Watch: F1 Score
The harmonic mean of precision and recall — the standard single-number summary of classifier performance when both false positives and false negatives matter.
Transcript
When you are evaluating a machine learning model, relying on simple accuracy can be highly misleading. If ninety-five percent of your dataset is human-written text, a model that simply labels everything as human-written will be ninety-five percent accurate, even though it is completely useless at detecting AI.
That is why machine learning pipelines often rely on the F1 score.
The F1 score is a single metric that balances precision and recall. Precision is about how many of the model's positive predictions were actually correct, while recall is about how many of the actual positive cases the model managed to find.
Instead of a simple average, the F1 score uses what is called a harmonic mean. This math is crucial because it heavily penalizes extreme imbalances. If a model has perfect precision but zero recall, a regular average would give it a passing grade, but the F1 score drops it straight to zero.

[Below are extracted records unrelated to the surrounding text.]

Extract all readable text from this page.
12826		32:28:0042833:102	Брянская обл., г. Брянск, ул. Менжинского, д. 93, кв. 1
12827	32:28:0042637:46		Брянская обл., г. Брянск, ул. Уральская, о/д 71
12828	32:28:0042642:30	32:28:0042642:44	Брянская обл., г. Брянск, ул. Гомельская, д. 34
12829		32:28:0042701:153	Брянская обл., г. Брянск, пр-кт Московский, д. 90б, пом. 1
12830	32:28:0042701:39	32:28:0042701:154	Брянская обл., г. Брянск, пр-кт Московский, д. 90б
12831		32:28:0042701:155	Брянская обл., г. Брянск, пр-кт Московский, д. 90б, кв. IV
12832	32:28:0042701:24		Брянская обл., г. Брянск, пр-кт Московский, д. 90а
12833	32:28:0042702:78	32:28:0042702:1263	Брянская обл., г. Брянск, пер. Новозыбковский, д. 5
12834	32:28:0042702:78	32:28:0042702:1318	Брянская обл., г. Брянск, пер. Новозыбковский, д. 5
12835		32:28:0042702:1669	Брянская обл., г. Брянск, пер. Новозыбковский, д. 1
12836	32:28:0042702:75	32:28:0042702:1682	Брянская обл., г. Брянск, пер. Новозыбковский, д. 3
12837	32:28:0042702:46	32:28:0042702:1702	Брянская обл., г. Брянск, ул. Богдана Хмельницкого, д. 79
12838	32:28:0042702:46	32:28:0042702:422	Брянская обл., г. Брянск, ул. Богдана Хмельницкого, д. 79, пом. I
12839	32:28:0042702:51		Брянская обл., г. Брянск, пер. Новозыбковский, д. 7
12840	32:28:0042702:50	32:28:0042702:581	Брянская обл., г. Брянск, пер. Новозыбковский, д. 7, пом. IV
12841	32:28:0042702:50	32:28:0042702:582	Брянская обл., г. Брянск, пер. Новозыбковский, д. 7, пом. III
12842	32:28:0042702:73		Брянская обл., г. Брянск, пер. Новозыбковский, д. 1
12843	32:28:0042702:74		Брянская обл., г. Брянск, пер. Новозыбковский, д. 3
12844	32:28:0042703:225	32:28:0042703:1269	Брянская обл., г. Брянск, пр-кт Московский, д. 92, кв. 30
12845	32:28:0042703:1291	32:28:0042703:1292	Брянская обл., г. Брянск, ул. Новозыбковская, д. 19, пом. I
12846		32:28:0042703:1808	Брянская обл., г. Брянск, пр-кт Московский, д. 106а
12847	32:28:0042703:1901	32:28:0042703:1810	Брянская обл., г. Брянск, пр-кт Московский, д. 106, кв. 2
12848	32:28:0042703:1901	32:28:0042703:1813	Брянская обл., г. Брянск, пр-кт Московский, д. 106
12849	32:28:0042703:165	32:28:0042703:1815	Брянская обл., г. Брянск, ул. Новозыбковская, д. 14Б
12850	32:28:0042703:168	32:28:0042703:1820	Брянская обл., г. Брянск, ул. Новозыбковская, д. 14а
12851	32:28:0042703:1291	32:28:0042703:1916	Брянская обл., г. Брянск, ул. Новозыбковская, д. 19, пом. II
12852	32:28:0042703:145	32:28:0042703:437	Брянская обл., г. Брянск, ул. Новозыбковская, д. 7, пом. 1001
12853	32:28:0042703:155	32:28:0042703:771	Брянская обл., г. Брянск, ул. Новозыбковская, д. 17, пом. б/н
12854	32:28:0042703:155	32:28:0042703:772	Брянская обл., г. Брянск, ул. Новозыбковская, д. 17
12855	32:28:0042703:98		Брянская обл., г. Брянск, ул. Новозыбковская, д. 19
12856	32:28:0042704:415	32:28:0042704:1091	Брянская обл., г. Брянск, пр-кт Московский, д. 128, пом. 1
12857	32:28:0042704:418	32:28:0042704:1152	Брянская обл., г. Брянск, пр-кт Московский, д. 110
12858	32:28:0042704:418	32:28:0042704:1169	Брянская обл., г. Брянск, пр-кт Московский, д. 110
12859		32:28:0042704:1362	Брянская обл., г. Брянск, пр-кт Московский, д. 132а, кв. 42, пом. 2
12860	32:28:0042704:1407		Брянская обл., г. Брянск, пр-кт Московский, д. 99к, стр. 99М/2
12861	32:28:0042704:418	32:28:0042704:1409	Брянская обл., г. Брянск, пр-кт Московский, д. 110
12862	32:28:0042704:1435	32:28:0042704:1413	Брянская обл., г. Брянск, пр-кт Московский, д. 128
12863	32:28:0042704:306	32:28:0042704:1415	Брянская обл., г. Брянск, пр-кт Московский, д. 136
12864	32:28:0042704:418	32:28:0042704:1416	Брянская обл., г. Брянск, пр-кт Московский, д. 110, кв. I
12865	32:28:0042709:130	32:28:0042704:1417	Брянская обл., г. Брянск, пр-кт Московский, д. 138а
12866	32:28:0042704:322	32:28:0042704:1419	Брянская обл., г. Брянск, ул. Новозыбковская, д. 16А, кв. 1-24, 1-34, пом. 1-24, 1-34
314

You can also adjust this metric depending on your goals. An F-two score weights recall more heavily, which is useful when missing a positive case is a major problem. An F-point-five score does the opposite, prioritizing precision. For complex models with multiple labels, you can use macro-averages to treat every category equally, or micro-averages to pool all the data together.
Ultimately, because the F1 score focuses on how well a model actually handles the cases that matter, it is the industry standard for selecting and shipping the best possible model checkpoints.